Cells were settled onto clean glass slides covered with MS medium under glass cover slips. Images were obtained by conventional microscopy using an AX-70 microscope and HQ480/40 filter for excitation and HQ535/50 filter for emission (Olympus, Hamburg, Germany) to visualize GFP, or confocal laser scanning microscopy (Leica DM IRBE Inverse microscope with Leica TCS SP Laser scanning unit) using a 40× Plan-Neofluar oil objective lens (NA 1.3; Zeiss, Jena, Germany). Images (Figure 4) were arranged using Adobe photoshop (Adobe Systems, Mountain View, CA).
Note added in proof
The functional analysis of KC01 in Arabidopsis has been published during the review process of our manuscript [Schönknecht, G., Spoormaker, P., Steinmeyer, R., Brüggemann, L., Ache, P., Dutta, R., Reintanz, B., Godde, M., Hedrich R. and Palme, K. (2001) KC01 is a component of the slow-vascuolar (SV) ion channel. FEBS Letters511, 28--32].

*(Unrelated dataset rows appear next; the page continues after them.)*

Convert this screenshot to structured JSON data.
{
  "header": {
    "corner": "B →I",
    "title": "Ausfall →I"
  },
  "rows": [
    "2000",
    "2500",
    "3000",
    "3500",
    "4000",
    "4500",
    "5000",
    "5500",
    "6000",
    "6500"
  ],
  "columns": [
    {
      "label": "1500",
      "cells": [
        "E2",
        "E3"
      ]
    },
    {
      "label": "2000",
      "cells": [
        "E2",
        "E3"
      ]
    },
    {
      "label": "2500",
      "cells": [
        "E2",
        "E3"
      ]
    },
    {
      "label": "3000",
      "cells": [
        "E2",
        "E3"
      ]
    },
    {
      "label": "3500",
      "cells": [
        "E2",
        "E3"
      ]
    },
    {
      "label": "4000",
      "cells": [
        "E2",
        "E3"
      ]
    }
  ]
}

We thank Kerstin Zander, Antje Schneider and Eike Kamann for expert technical assistance during biochemical analyses. We are grateful to M. Boutry, K.-J. Dietz and J. Joyard for providing antisera against membrane proteins, and U. Uwer and M. Ebneth for providing A. thaliana and potato genomic libraries, respectively. B. Mueller-Roeber thanks the Max-Planck-Society for previous support within the framework of a Junior Research Group. This work was supported by a grant of the Deutsche Forschungsgemeinschaft (MU1199/2-2) to B. Mueller-Roeber.